I first read, Punished by rewards : the trouble with gold stars, incentive plans, A’s, praise and other bribes by Alfie Kohn (Houghton Mifflin, 1999) about 6 years ago. I recently reread it as a result of some other reading that I had been doing, and I wrote about this here.
Generally speaking the world operates on the system, “Do this and you’ll get that.” So we use rewards and punishments to entice children, students and employees to perform. Kohn, however, objects to the use of rewards and punishments and explains his position by saying, “The trouble with rewards is not that we hand them out too easily; it is that they are controlling, ultimately ineffective, and likely to undermine intrinsic interest” (pg. 115-116). Kohn includes much research to back up this statement. He also explains why we continue to use rewards and punishments in the face of overwhelming research that says they are not effective in the long term. Kohn explains, “Extrinsic motivators are hard to discredit, not only because many people have no idea what to do instead, but also because they get the job done” (pg. 160). So in the short term extrinsic motivators do work but they cause long term problems because they result in people losing interest in the assigned task.

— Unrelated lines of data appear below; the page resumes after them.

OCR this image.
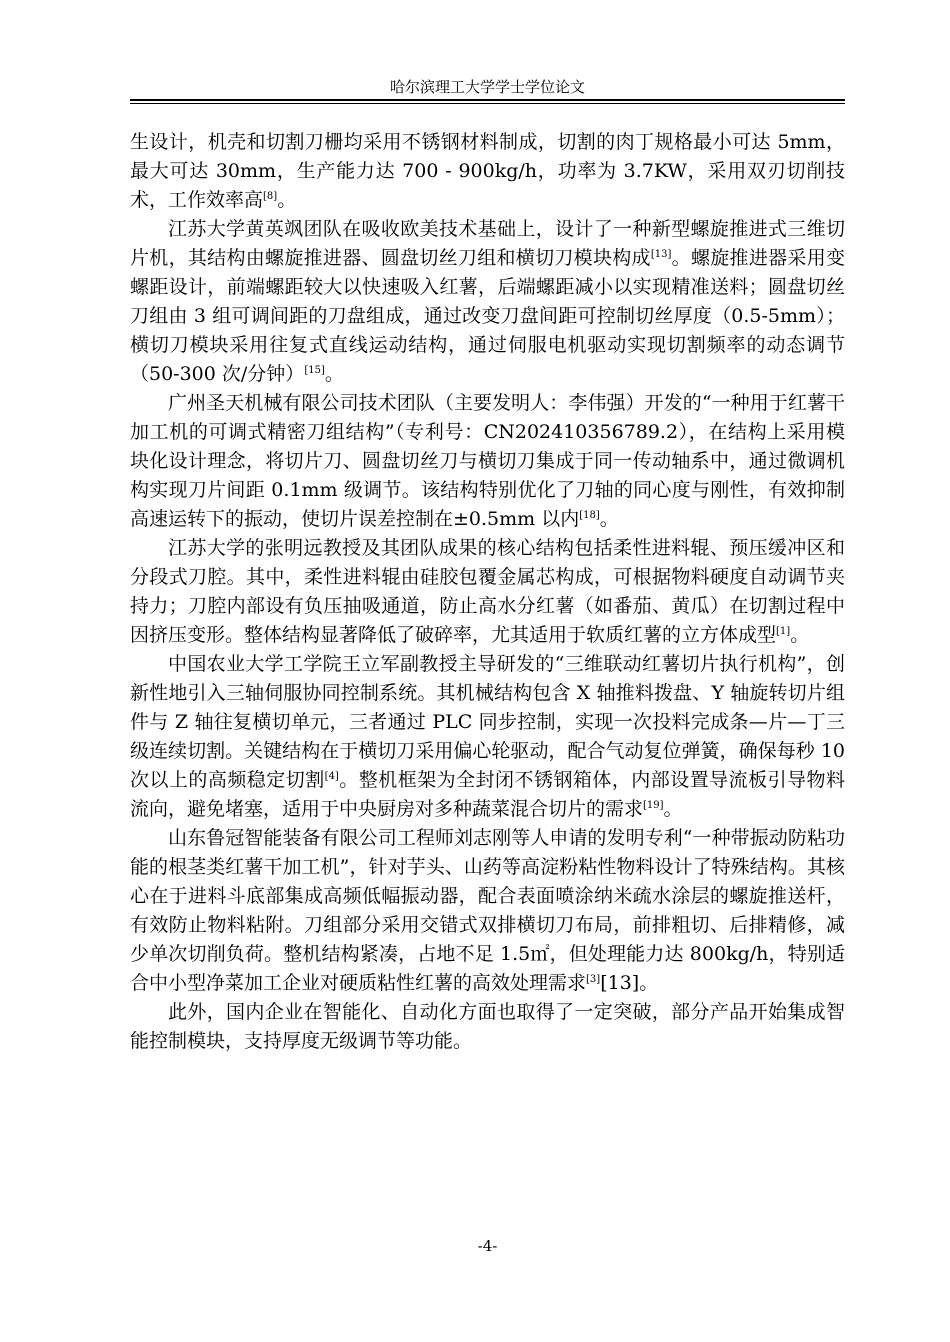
哈尔滨理工大学学士学位论文

生设计，机壳和切割刀栅均采用不锈钢材料制成，切割的肉丁规格最小可达 5mm，最大可达 30mm，生产能力达 700 - 900kg/h，功率为 3.7KW，采用双刃切削技术，工作效率高[8]。

江苏大学黄英飒团队在吸收欧美技术基础上，设计了一种新型螺旋推进式三维切片机，其结构由螺旋推进器、圆盘切丝刀组和横切刀模块构成[13]。螺旋推进器采用变螺距设计，前端螺距较大以快速吸入红薯，后端螺距减小以实现精准送料；圆盘切丝刀组由 3 组可调间距的刀盘组成，通过改变刀盘间距可控制切丝厚度（0.5-5mm）；横切刀模块采用往复式直线运动结构，通过伺服电机驱动实现切割频率的动态调节（50-300 次/分钟）[15]。

广州圣天机械有限公司技术团队（主要发明人：李伟强）开发的“一种用于红薯干加工机的可调式精密刀组结构”（专利号：CN202410356789.2），在结构上采用模块化设计理念，将切片刀、圆盘切丝刀与横切刀集成于同一传动轴系中，通过微调机构实现刀片间距 0.1mm 级调节。该结构特别优化了刀轴的同心度与刚性，有效抑制高速运转下的振动，使切片误差控制在±0.5mm 以内[18]。

江苏大学的张明远教授及其团队成果的核心结构包括柔性进料辊、预压缓冲区和分段式刀腔。其中，柔性进料辊由硅胶包覆金属芯构成，可根据物料硬度自动调节夹持力；刀腔内部设有负压抽吸通道，防止高水分红薯（如番茄、黄瓜）在切割过程中因挤压变形。整体结构显著降低了破碎率，尤其适用于软质红薯的立方体成型[1]。

中国农业大学工学院王立军副教授主导研发的“三维联动红薯切片执行机构”，创新性地引入三轴伺服协同控制系统。其机械结构包含 X 轴推料拨盘、Y 轴旋转切片组件与 Z 轴往复横切单元，三者通过 PLC 同步控制，实现一次投料完成条—片—丁三级连续切割。关键结构在于横切刀采用偏心轮驱动，配合气动复位弹簧，确保每秒 10 次以上的高频稳定切割[4]。整机框架为全封闭不锈钢箱体，内部设置导流板引导物料流向，避免堵塞，适用于中央厨房对多种蔬菜混合切片的需求[19]。

山东鲁冠智能装备有限公司工程师刘志刚等人申请的发明专利“一种带振动防粘功能的根茎类红薯干加工机”，针对芋头、山药等高淀粉粘性物料设计了特殊结构。其核心在于进料斗底部集成高频低幅振动器，配合表面喷涂纳米疏水涂层的螺旋推送杆，有效防止物料粘附。刀组部分采用交错式双排横切刀布局，前排粗切、后排精修，减少单次切削负荷。整机结构紧凑，占地不足 1.5㎡，但处理能力达 800kg/h，特别适合中小型净菜加工企业对硬质粘性红薯的高效处理需求[3][13]。

此外，国内企业在智能化、自动化方面也取得了一定突破，部分产品开始集成智能控制模块，支持厚度无级调节等功能。

-4-
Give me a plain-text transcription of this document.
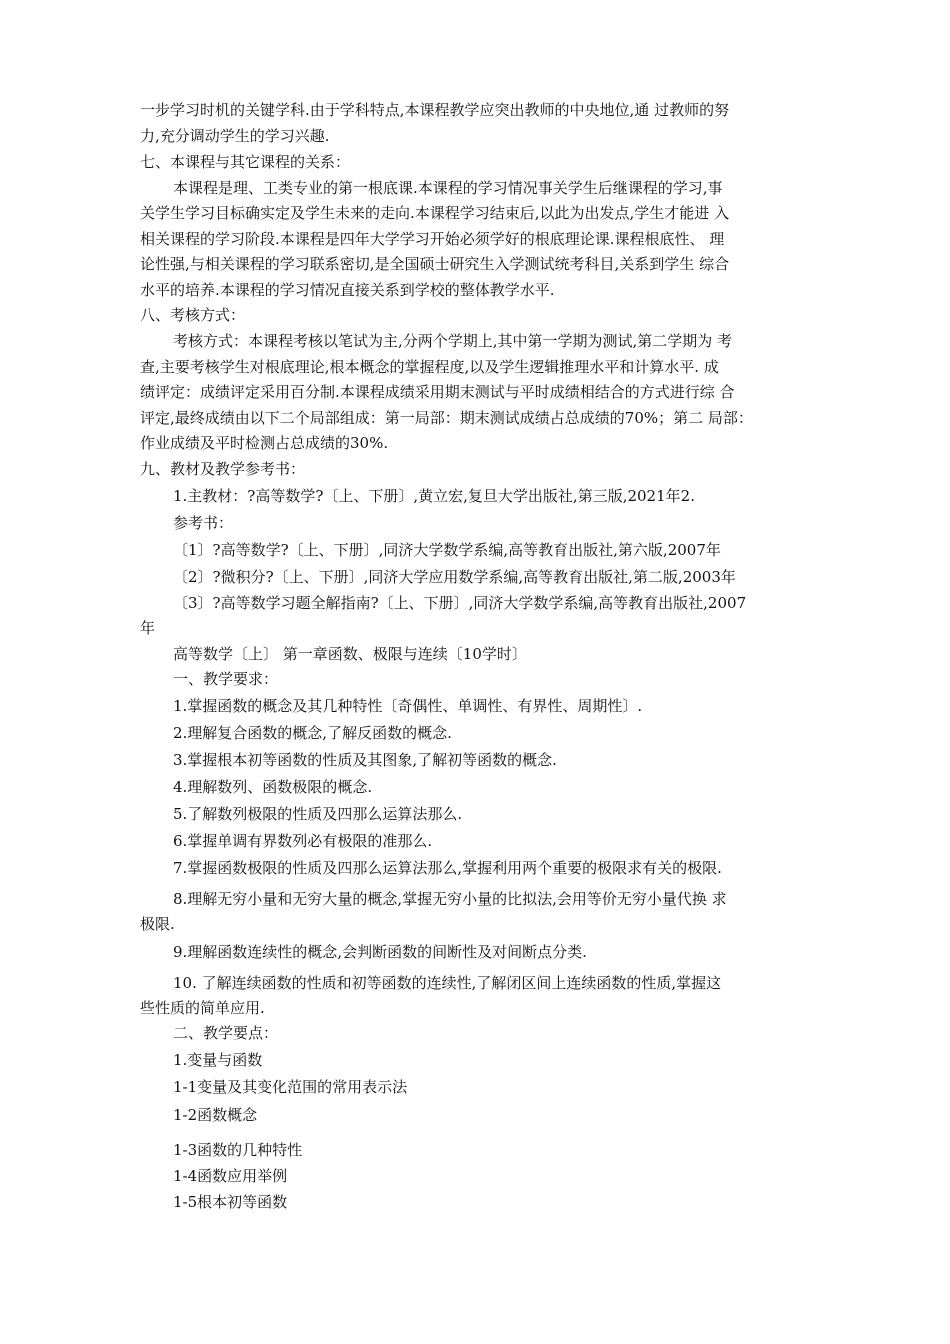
一步学习时机的关键学科.由于学科特点,本课程教学应突出教师的中央地位,通 过教师的努
力,充分调动学生的学习兴趣.
七、本课程与其它课程的关系：
本课程是理、工类专业的第一根底课.本课程的学习情况事关学生后继课程的学习,事
关学生学习目标确实定及学生未来的走向.本课程学习结束后,以此为出发点,学生才能进 入
相关课程的学习阶段.本课程是四年大学学习开始必须学好的根底理论课.课程根底性、 理
论性强,与相关课程的学习联系密切,是全国硕士研究生入学测试统考科目,关系到学生 综合
水平的培养.本课程的学习情况直接关系到学校的整体教学水平.
八、考核方式：
考核方式：本课程考核以笔试为主,分两个学期上,其中第一学期为测试,第二学期为 考
查,主要考核学生对根底理论,根本概念的掌握程度,以及学生逻辑推理水平和计算水平. 成
绩评定：成绩评定采用百分制.本课程成绩采用期末测试与平时成绩相结合的方式进行综 合
评定,最终成绩由以下二个局部组成：第一局部：期末测试成绩占总成绩的70%；第二 局部：
作业成绩及平时检测占总成绩的30%.
九、教材及教学参考书：
1.主教材：?高等数学?〔上、下册〕,黄立宏,复旦大学出版社,第三版,2021年2.
参考书：
〔1〕?高等数学?〔上、下册〕,同济大学数学系编,高等教育出版社,第六版,2007年
〔2〕?微积分?〔上、下册〕,同济大学应用数学系编,高等教育出版社,第二版,2003年
〔3〕?高等数学习题全解指南?〔上、下册〕,同济大学数学系编,高等教育出版社,2007
年
高等数学〔上〕 第一章函数、极限与连续〔10学时〕
一、教学要求：
1.掌握函数的概念及其几种特性〔奇偶性、单调性、有界性、周期性〕.
2.理解复合函数的概念,了解反函数的概念.
3.掌握根本初等函数的性质及其图象,了解初等函数的概念.
4.理解数列、函数极限的概念.
5.了解数列极限的性质及四那么运算法那么.
6.掌握单调有界数列必有极限的准那么.
7.掌握函数极限的性质及四那么运算法那么,掌握利用两个重要的极限求有关的极限.
8.理解无穷小量和无穷大量的概念,掌握无穷小量的比拟法,会用等价无穷小量代换 求
极限.
9.理解函数连续性的概念,会判断函数的间断性及对间断点分类.
10. 了解连续函数的性质和初等函数的连续性,了解闭区间上连续函数的性质,掌握这
些性质的简单应用.
二、教学要点：
1.变量与函数
1-1变量及其变化范围的常用表示法
1-2函数概念
1-3函数的几种特性
1-4函数应用举例
1-5根本初等函数
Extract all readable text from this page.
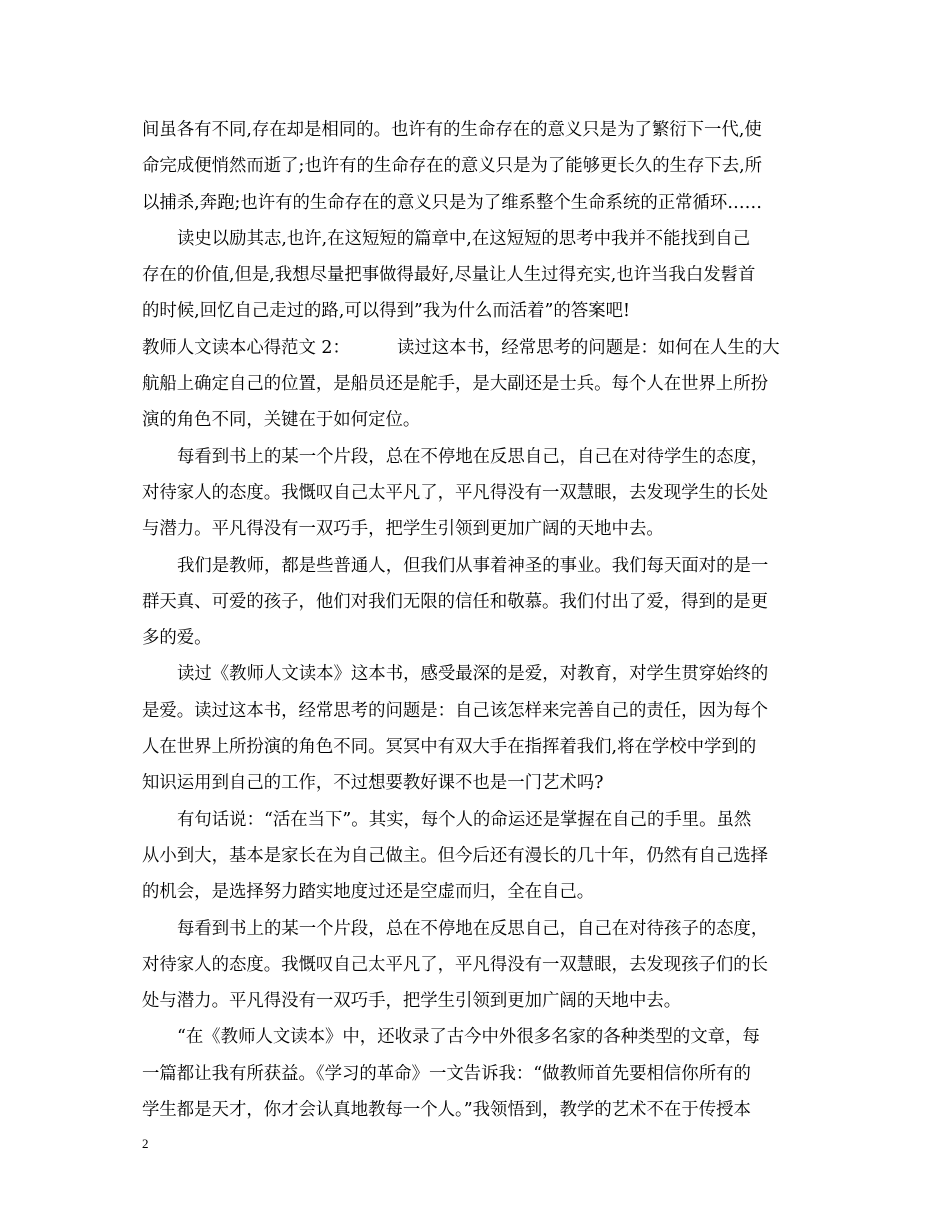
间虽各有不同,存在却是相同的。也许有的生命存在的意义只是为了繁衍下一代,使
命完成便悄然而逝了;也许有的生命存在的意义只是为了能够更长久的生存下去,所
以捕杀,奔跑;也许有的生命存在的意义只是为了维系整个生命系统的正常循环……
读史以励其志,也许,在这短短的篇章中,在这短短的思考中我并不能找到自己
存在的价值,但是,我想尽量把事做得最好,尽量让人生过得充实,也许当我白发髫首
的时候,回忆自己走过的路,可以得到”我为什么而活着”的答案吧!
教师人文读本心得范文 2：	读过这本书，经常思考的问题是：如何在人生的大
航船上确定自己的位置，是船员还是舵手，是大副还是士兵。每个人在世界上所扮
演的角色不同，关键在于如何定位。
每看到书上的某一个片段，总在不停地在反思自己，自己在对待学生的态度，
对待家人的态度。我慨叹自己太平凡了，平凡得没有一双慧眼，去发现学生的长处
与潜力。平凡得没有一双巧手，把学生引领到更加广阔的天地中去。
我们是教师，都是些普通人，但我们从事着神圣的事业。我们每天面对的是一
群天真、可爱的孩子，他们对我们无限的信任和敬慕。我们付出了爱，得到的是更
多的爱。
读过《教师人文读本》这本书，感受最深的是爱，对教育，对学生贯穿始终的
是爱。读过这本书，经常思考的问题是：自己该怎样来完善自己的责任，因为每个
人在世界上所扮演的角色不同。冥冥中有双大手在指挥着我们,将在学校中学到的
知识运用到自己的工作，不过想要教好课不也是一门艺术吗?
有句话说：“活在当下”。其实，每个人的命运还是掌握在自己的手里。虽然
从小到大，基本是家长在为自己做主。但今后还有漫长的几十年，仍然有自己选择
的机会，是选择努力踏实地度过还是空虚而归，全在自己。
每看到书上的某一个片段，总在不停地在反思自己，自己在对待孩子的态度，
对待家人的态度。我慨叹自己太平凡了，平凡得没有一双慧眼，去发现孩子们的长
处与潜力。平凡得没有一双巧手，把学生引领到更加广阔的天地中去。
“在《教师人文读本》中，还收录了古今中外很多名家的各种类型的文章，每
一篇都让我有所获益。《学习的革命》一文告诉我：“做教师首先要相信你所有的
学生都是天才，你才会认真地教每一个人。”我领悟到，教学的艺术不在于传授本
2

Kohn particularly addresses the use of rewards and punishments in the home, in the school and in the work place, giving examples of the research that has been done in these areas. He believes we need to take more time in communicating the purpose of a task, developing skills, encouraging an atmosphere of learning, and fostering a commitment to good values rather than take taking short cuts through the use of rewards and punishments.
I found this to be a fascinating look at the way we discipline, educate and instruct people and well worth a read.